Representatives from tribal groups and conservation partners told the House Appropriations subcommittee that an unprecedented round of federal investments in tribal buffalo herds — made through Interior and USDA programs — are effectively frozen and at risk of being rescinded or delayed by recent administrative actions.
Heather Dawn Thompson of World Wildlife Fund explained that the federal investments support intertribal herd development, tribal acquisitions of habitat and conservation partnerships. She said tribes and partners have already leveraged prior appropriations to create herd expansions, land protection and new food‑sovereignty enterprises. Thompson asked the committee to maintain current funding levels for the Intertribal Buffalo Council (roughly $2.5 million) and to direct $25 million in Office of Trust Services natural resource funds toward grasslands and buffalo conservation.
Her testimony and others' highlighted that Interior and USDA competitive RCPP and IRA allocations supporting tribal buffalo programs now total tens of millions of dollars but are frozen administratively; witnesses described $18 million in DOI‑held amounts and about $67 million held at USDA as a rough tally of impacted grants. "This is the first time these investments have been made at scale," Thompson said, and urgent action is needed so tribal projects already scoped and planned can move forward.
Why it matters: tribal buffalo programs support cultural restoration, food sovereignty, grassland habitat and tribal economies.
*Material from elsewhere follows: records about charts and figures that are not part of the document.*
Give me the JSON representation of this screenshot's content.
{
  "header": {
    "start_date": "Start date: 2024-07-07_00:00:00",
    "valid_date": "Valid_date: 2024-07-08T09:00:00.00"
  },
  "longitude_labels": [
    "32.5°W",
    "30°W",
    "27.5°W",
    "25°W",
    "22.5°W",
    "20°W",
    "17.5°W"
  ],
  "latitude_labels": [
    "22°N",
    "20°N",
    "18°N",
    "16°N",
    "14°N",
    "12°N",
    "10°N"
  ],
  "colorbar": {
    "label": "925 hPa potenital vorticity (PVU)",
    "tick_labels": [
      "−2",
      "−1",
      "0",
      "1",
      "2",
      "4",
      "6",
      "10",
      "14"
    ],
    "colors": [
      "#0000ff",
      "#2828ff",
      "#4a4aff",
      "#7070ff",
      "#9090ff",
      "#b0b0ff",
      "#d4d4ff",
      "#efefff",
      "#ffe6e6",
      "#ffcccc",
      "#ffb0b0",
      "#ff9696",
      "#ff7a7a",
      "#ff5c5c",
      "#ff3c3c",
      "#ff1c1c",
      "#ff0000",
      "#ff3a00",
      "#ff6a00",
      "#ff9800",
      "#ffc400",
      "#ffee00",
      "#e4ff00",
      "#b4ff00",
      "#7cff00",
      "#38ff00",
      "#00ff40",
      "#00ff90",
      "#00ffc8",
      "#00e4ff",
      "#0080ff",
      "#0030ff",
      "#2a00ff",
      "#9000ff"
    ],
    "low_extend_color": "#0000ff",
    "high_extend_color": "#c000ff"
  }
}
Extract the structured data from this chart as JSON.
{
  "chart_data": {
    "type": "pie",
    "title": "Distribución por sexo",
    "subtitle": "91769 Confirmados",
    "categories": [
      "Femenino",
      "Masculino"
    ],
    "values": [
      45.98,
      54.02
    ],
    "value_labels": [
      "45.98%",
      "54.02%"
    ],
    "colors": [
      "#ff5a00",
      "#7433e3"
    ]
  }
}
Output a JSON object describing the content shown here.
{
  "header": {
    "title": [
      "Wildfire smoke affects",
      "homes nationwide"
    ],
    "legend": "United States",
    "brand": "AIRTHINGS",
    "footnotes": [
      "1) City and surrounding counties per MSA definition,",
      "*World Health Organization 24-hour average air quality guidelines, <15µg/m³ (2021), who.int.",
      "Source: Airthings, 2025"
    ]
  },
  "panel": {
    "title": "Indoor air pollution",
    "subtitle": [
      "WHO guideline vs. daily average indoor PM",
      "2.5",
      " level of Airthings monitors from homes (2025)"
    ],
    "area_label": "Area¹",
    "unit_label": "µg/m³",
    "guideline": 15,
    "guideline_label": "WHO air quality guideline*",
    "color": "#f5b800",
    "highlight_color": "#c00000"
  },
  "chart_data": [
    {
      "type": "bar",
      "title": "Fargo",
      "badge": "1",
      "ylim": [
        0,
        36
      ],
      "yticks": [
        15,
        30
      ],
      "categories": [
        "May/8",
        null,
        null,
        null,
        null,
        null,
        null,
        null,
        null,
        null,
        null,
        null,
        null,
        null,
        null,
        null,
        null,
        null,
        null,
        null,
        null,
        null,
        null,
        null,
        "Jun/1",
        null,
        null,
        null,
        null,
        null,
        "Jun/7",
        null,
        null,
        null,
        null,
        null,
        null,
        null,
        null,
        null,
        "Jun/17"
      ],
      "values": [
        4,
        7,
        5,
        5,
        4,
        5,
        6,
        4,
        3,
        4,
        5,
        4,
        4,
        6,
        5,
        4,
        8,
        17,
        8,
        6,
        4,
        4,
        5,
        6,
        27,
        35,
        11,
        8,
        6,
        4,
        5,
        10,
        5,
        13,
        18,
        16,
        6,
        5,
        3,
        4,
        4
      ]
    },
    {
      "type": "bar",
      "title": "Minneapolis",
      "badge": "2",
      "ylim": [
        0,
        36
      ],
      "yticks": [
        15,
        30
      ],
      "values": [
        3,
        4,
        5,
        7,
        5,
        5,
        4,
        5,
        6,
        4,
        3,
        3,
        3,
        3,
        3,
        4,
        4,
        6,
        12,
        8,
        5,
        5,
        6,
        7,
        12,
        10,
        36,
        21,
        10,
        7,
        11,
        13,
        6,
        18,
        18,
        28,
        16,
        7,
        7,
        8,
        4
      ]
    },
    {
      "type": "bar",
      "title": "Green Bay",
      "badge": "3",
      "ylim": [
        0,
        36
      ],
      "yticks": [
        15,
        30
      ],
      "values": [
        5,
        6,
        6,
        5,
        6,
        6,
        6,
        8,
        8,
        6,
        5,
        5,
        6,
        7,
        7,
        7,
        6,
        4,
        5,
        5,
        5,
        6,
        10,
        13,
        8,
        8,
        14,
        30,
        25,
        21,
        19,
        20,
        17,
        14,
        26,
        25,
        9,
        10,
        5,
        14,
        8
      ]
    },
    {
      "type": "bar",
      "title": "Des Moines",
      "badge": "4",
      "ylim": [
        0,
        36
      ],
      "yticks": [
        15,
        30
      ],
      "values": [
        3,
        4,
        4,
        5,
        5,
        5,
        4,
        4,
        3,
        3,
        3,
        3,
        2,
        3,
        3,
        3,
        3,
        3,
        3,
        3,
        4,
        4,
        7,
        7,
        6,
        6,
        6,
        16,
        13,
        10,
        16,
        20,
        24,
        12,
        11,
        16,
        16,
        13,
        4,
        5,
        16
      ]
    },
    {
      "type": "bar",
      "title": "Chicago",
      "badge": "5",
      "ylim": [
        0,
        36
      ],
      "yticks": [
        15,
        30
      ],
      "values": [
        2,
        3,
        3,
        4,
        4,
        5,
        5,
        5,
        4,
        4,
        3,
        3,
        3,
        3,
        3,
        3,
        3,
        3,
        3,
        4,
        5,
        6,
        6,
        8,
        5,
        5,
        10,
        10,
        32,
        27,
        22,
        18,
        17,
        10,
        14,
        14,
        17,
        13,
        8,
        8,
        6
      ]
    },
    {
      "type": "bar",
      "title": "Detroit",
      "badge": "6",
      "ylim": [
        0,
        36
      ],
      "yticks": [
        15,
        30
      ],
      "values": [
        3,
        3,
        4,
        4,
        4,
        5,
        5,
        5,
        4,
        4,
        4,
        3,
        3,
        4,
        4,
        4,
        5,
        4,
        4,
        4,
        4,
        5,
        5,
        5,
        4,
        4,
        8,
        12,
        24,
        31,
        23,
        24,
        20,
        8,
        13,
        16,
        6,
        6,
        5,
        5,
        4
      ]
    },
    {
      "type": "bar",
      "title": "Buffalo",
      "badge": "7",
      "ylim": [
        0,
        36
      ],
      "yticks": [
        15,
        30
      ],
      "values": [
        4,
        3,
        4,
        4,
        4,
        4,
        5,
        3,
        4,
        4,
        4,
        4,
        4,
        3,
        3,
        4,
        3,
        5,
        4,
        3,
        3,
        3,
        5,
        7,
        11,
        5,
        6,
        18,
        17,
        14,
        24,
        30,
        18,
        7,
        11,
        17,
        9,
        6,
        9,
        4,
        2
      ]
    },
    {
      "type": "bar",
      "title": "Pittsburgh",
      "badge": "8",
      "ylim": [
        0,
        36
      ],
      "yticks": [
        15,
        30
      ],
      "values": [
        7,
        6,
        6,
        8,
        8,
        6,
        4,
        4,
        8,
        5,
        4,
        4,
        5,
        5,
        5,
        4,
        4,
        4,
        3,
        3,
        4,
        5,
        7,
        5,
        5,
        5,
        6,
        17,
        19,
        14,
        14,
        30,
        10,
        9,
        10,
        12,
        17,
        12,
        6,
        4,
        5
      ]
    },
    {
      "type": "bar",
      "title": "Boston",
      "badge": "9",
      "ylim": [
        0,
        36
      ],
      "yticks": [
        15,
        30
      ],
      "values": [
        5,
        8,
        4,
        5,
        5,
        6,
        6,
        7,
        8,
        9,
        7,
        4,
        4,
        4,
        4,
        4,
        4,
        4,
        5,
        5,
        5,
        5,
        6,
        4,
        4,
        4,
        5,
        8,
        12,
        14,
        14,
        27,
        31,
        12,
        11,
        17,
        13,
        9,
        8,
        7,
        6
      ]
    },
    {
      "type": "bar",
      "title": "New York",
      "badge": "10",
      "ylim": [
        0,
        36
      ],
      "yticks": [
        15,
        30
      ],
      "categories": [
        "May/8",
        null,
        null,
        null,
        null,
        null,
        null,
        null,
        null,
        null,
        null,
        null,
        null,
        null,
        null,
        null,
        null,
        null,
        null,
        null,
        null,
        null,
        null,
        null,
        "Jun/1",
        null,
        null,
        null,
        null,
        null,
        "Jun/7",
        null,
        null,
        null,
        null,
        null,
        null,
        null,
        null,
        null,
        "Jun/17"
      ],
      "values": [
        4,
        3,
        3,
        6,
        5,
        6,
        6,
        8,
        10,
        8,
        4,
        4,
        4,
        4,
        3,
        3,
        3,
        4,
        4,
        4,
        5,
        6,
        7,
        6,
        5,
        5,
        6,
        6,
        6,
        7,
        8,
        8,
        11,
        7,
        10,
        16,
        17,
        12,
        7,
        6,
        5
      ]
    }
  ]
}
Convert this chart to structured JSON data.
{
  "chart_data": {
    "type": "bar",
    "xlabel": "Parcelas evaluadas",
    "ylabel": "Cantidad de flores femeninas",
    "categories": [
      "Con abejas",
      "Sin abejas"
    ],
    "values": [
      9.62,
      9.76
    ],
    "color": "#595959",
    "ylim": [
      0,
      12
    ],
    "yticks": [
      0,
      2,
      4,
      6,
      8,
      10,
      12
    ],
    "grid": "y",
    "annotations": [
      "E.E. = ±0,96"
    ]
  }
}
Freezing the funds interrupts projects that depend on equipment, range improvements, acquisitions and operational start‑up costs.
What lawmakers can do next: witnesses asked Congress to press the administration to unfreeze the IRA/RCPP grant awards and to maintain the FY26 appropriations for intertribal buffalo programs; they also asked appropriators to consider clearer report language directing departmental execution of congressionally authorized grants.